1/2 cup pumpkin seeds
1/2 tablespoon coconut oil, melted
3 tablespoons honey
1/4 teaspoon smoked paprika
Pinch of flaky sea salt
1/2 cup pecans
2 tablespoons honey
1/4 teaspoon ground cinnamon
Pinch of red pepper flakes, to taste
Pinch of ground nutmeg
Pinch of flaky sea salt
2 tablespoons red wine vinegar
1 small shallot, finely minced
1-1/2 tablespoons honey
1 teaspoon Dijon mustard
1 garlic clove, finely minced
1/4 to 1/2 teaspoon ground cinnamon, to taste
1/3 cup extra-virgin olive oil
Kosher salt and freshly ground black pepper, to taste
2 bunches Tuscan (lacinato) kale, ribs removed and shredded (cut into long strips-chiffonade-like basil)
2 large Honeycrisp apples, cored and thinly sliced
3 ounces freshly grated sharp white Cheddar cheese

Steps:

  • To make the Smoky Honey Pumpkin-Seed Clusters: Preheat the oven to 350°. Line a small baking sheet with parchment paper. Combine the melted coconut oil and honey until thoroughly mixed. Add the smoked paprika and stir to mix. Place the pumpkin seeds in a small mixing bowl and pour the spice mixture over top; toss to coat. Spread in a single layer-but keep them clustered-on the prepared baking sheet; sprinkle generously with flaky sea salt. Roast for 10 to 15 minutes, until golden and caramelized. Remove from the oven and let cool completely before breaking apart into small clusters.
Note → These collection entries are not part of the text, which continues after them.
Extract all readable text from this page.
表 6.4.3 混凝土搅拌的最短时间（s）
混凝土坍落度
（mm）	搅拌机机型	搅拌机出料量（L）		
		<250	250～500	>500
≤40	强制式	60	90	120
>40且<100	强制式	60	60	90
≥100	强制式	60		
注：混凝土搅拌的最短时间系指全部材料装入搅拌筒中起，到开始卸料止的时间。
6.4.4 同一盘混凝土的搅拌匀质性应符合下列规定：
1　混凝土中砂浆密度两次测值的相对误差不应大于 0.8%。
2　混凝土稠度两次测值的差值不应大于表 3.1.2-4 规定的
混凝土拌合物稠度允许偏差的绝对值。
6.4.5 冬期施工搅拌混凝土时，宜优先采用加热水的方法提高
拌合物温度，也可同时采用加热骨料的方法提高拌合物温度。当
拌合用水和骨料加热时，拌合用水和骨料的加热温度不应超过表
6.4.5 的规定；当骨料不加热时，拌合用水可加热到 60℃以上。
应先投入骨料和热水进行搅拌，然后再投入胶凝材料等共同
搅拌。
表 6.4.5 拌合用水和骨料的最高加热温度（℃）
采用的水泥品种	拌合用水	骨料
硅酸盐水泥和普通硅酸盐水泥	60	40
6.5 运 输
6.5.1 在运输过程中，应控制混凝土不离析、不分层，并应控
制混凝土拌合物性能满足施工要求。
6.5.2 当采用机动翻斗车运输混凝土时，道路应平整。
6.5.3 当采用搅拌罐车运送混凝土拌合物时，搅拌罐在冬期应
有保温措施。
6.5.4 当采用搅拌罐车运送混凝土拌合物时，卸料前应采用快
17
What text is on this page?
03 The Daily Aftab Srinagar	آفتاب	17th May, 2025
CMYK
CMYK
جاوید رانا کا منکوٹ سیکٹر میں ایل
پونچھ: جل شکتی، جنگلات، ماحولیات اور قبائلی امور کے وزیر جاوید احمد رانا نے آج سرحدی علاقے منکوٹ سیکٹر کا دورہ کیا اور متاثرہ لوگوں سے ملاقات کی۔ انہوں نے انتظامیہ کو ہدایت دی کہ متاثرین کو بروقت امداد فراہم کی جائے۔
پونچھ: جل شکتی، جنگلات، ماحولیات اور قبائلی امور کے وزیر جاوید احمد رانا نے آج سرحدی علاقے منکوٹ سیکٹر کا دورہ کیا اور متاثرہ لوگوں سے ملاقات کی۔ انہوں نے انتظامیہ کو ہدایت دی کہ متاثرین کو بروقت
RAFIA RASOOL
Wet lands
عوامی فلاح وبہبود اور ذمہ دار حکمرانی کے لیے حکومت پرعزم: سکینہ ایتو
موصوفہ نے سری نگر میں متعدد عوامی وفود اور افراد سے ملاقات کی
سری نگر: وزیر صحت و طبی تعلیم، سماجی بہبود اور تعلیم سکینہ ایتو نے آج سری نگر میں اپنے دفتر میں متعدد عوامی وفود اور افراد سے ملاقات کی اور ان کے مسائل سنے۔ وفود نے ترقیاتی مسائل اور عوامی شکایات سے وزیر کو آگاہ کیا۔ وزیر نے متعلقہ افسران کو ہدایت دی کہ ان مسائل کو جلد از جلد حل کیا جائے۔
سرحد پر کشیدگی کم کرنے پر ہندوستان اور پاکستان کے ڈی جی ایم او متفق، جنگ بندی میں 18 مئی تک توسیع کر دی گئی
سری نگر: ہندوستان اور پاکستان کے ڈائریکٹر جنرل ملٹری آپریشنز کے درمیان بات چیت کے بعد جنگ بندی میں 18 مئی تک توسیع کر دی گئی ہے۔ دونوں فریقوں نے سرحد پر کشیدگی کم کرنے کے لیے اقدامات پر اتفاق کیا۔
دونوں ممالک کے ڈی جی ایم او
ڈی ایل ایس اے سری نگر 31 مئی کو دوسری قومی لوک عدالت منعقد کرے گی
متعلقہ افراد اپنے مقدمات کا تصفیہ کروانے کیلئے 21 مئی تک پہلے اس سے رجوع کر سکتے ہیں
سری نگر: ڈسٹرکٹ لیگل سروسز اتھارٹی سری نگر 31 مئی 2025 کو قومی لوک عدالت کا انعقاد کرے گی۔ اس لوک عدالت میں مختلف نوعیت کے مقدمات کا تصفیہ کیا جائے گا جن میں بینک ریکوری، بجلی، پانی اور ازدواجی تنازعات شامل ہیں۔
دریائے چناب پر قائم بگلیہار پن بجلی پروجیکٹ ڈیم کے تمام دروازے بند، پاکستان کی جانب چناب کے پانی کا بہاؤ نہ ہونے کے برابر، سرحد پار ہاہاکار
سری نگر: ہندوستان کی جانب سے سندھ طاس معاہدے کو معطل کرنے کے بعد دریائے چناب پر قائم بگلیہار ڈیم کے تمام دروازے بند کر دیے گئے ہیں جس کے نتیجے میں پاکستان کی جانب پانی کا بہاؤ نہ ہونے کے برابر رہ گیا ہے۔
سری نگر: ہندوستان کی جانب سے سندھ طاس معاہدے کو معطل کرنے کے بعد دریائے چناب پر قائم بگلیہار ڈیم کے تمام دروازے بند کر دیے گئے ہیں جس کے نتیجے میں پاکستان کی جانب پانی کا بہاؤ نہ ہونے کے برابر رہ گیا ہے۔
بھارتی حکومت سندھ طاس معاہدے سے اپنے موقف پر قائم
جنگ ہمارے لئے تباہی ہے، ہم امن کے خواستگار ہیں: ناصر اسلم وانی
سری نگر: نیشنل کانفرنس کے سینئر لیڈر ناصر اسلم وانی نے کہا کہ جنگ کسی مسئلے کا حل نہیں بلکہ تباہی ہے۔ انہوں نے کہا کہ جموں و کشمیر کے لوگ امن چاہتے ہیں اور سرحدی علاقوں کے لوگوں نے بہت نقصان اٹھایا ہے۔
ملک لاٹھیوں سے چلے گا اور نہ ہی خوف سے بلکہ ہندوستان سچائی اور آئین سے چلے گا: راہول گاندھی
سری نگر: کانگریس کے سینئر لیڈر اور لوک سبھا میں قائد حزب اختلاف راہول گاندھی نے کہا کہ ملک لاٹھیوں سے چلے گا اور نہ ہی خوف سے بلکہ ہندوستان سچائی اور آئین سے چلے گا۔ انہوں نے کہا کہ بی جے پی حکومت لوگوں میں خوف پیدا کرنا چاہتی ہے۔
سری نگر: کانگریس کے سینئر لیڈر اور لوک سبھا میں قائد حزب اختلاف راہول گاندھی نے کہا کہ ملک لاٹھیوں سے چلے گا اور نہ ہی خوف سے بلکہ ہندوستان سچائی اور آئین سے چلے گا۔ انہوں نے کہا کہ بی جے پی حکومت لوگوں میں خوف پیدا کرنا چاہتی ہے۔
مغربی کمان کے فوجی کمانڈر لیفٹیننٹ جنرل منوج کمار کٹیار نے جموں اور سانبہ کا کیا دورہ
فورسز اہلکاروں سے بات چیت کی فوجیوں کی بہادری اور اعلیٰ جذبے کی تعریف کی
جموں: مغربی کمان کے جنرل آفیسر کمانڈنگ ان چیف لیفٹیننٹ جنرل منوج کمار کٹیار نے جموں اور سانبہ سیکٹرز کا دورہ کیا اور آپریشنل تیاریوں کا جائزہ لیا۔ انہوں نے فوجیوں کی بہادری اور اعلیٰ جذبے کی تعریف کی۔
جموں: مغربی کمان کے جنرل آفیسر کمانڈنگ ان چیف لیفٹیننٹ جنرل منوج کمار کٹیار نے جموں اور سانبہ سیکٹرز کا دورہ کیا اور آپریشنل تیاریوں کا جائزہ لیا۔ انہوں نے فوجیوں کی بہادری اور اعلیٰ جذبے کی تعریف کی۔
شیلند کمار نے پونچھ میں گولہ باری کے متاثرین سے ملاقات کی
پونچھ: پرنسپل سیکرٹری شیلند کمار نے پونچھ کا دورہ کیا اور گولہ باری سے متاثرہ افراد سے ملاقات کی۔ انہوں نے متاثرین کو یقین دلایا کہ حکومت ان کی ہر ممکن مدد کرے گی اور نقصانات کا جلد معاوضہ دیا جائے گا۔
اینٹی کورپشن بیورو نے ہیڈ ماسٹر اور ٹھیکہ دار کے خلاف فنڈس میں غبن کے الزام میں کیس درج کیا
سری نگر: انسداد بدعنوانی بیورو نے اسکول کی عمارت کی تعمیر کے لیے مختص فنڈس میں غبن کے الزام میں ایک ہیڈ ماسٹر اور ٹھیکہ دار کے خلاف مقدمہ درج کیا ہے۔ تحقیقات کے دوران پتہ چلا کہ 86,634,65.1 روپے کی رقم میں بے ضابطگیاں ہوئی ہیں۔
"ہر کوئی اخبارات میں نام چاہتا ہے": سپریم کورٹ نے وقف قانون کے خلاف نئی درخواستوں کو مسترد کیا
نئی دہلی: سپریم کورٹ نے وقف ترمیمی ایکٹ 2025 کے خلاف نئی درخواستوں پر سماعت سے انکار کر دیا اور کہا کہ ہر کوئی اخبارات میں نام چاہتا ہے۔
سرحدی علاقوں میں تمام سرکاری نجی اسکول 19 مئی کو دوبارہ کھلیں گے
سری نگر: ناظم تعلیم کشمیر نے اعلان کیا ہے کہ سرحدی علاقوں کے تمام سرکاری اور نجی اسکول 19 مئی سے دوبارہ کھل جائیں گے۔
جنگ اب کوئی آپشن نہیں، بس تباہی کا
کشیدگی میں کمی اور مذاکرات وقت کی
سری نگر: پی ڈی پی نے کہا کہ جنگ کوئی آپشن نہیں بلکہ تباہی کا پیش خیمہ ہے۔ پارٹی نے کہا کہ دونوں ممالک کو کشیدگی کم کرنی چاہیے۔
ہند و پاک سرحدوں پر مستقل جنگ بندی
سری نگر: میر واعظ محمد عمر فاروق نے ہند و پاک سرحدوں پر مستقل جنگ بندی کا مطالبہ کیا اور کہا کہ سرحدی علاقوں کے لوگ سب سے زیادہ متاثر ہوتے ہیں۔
  • For the Sweet and Spicy Toasted Pecans: Add the pecans to a small nonstick skillet and place over medium-low heat; stir frequently, until the nuts are toasted and fragrant. Stir in the honey, cinnamon, red pepper flakes, and nutmeg. Let the mixture cook together for 1 to 2 minutes, then transfer the pecans to a small, parchment-lined baking sheet. Sprinkle with flaky sea salt and let cool completely.
  • To make the Cinnamon-Shallot Vinaigrette: Combine the vinegar and shallots in a small mixing bowl and let sit for about 5 minutes to mellow the flavor. Add the honey, mustard, garlic, and cinnamon. Slowly drizzle in the olive oil while whisking to emulsify. Season to taste with kosher salt and pepper.
  • To assemble the salad: In a large mixing bowl, pour a little of the dressing; add the kale, season with salt and pepper and massage lightly coat to soften and coat with the dressing. Let sit for a few minutes before adding the apples, grated cheddar, toasted pecans and pumpkin seed clusters. Serve with the remaining vinaigrette on the side.